Famed shock rocker Alice Cooper will be taking the stage as King Herod in NBC's "Jesus Christ Superstar Live!" which will air on Easter Sunday, April 1.
Cooper, who has released 26 albums and sold more than 50 million records throughout his career, had previously recorded "King Herod's Song" for the 2000 release of a cast album from the 1996 production of "Jesus Christ Superstar" in the U.K. at the explicit request of Andrew Lloyd Webber and lyricist Tim Rice.
"Alice Cooper, whose theatricality is the stuff of legend, is the perfect rock star to play Herod in our live production," said Robert Greenblatt, chairman of NBC Entertainment.
"Andrew Lloyd Webber and Tim Rice wrote a showstopping musical number for Herod, and we all look forward to the 'King of Shock Rock' taking on the King of Judea. As the casting for Superstar ramps up, we can feel the excitement building for this brand new concert experience of what has long been considered the original rock musical," he added.
According to Hollywood Reporter, the live stage production will also be joined by British theatre director David Leveaux, a five-time Tony Award nominee.

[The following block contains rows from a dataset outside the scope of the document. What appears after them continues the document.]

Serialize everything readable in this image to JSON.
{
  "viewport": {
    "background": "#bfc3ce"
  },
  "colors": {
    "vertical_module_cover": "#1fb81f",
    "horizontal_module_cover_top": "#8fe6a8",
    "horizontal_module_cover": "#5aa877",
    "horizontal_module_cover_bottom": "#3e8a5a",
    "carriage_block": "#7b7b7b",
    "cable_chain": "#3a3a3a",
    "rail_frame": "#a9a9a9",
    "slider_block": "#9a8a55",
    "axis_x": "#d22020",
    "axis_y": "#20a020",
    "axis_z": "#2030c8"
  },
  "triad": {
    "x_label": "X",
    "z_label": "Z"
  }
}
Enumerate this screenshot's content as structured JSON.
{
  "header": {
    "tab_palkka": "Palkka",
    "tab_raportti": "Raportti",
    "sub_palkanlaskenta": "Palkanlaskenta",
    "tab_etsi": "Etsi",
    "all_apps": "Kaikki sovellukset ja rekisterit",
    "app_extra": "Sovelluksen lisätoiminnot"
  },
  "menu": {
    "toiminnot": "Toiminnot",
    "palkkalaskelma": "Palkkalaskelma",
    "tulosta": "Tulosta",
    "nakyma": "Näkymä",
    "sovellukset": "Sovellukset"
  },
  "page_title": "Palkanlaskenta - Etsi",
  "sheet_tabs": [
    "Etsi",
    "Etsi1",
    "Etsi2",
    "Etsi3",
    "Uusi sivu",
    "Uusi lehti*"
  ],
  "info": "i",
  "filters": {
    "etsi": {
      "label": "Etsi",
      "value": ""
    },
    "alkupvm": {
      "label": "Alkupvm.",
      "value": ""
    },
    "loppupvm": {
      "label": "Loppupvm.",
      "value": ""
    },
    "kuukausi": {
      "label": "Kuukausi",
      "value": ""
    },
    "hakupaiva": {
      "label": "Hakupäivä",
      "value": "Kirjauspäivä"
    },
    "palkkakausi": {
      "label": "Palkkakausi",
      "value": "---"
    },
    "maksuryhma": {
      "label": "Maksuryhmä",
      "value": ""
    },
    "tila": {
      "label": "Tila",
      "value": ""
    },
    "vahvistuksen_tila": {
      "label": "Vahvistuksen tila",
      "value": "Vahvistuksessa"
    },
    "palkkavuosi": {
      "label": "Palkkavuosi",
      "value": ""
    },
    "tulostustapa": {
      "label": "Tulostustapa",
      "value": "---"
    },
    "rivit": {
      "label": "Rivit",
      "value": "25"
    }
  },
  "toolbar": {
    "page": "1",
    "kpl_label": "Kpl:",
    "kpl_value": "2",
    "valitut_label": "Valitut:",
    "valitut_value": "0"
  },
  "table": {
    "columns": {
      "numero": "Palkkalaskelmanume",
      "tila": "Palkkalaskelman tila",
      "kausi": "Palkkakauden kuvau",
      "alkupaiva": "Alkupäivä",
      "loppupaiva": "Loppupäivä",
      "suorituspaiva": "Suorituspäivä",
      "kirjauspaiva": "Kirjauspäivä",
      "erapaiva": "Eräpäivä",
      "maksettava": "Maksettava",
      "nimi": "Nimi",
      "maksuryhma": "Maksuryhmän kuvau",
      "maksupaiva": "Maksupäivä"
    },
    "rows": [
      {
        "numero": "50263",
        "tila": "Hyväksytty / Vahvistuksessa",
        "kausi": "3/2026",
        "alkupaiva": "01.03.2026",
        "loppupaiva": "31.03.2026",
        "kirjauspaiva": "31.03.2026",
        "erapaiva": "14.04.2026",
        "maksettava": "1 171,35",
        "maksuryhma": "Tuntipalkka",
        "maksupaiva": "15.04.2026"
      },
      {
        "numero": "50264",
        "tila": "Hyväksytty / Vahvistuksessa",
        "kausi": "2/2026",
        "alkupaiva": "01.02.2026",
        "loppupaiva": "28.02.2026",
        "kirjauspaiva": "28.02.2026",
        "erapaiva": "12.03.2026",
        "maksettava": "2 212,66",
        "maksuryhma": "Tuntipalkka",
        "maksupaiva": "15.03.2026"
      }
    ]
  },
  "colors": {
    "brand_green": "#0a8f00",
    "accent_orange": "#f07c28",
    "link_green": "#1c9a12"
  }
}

Cooper, who changed his name legally from Vince Furnier, is known for his macabre theatrics on stage, but he has denied that his performances were "satanic." The famed rocker maintained that his act was never political or religious and always had "a sense of humor."
In an interview with the evangelical Christian program The Harvest Show, Cooper explained that despite the dark aspects of some of his early music, the songs had warned against Satan, and there were Christian messages being conveyed about the battle between good and evil.
The Rock & Roll Hall of Famer had previously revealed that he had been raised in a Christian home, but he was not personally committed. He returned to Christianity in the mid-1980s when he tried to quit drinking alcohol, but he said that the decision was initially "more out of fear of God, rather than the love of God."
The shock rocker said he now views his faith as "an ongoing thing," but he tries to avoid what he describes as "celebrity Christianity" because being a part of it would make it "really easy to focus on Alice Cooper and not on Christ." The singer said that people should not look to him for answers as he considers himself to be "low on the totem pole of knowledgeable Christians."
Cooper has been described in some reports as a devoted family man, devout churchgoer, astute businessman and restaurateur. When he is not touring or recording in the studio, he and his wife help local children put on a big stage-production each year.